Oil Marketing Companies (OMCs) are appealing for an extension of the payment date of some taxes.
The OMCs contend that the current twenty-one day period for payment of taxes such as the Special Petroleum Tax, is adversely impacting their operations.
According to the CEO of the Association of Oil Marketing Companies (AOMCs), Mr. Kwaku Agyeman Duah, the situation has also compelled some market operators to borrow from banks to meet the timelines.
The request by the OMCs came in a response to Citi Business News question on major expectations in the 2018 budget to be presented to Parliament in November.
“The problem that we have as OMCs is the number of days that we need to pay the taxes; it is so restrictive, it’s unpalatable and it squeezes us so much especially when you are not making the sales. We have the situation where even when you have not finished selling the products, you will need to pay the taxes but where do you get the money from? It means you would have to go to the banks again to borrow money and pay,” Mr. Agyeman Duah told Citi Business News.

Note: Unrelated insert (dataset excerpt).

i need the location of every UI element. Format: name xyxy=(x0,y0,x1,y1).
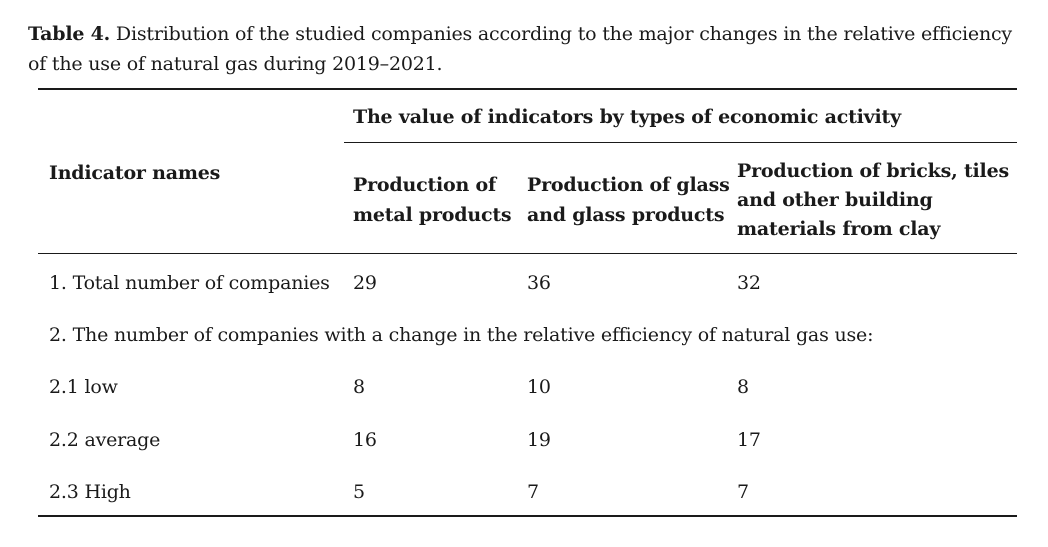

He added that he is however hopeful of a major change following continuous discussions with the government.
“This is something which has been a cyclical thing which is worrying us so we are having discussions with government which we hope to get the number of days which is about twenty-one to twenty –five days, extended to at least thirty-one days.”
The government in the 2017 budget, reduced the Special Petroleum Tax for downstream petroleum sector players to 15% from the 17.5%.
This is among others to relieve the operators of the burden and also cushion consumers in times of price surge on the global market.
Aside the Special Petroleum Tax, retailers of petroleum products are expected to charge; Excise duty, road fund, energy fund, energy debt recovery levy as well as Price stabilisation and recovery levy as part of the taxes and levies components for the price build up.
Meanwhile the AOMC boss tells Citi Business News his side is not anticipating any major tax reductions to be announced in the 2018 budget.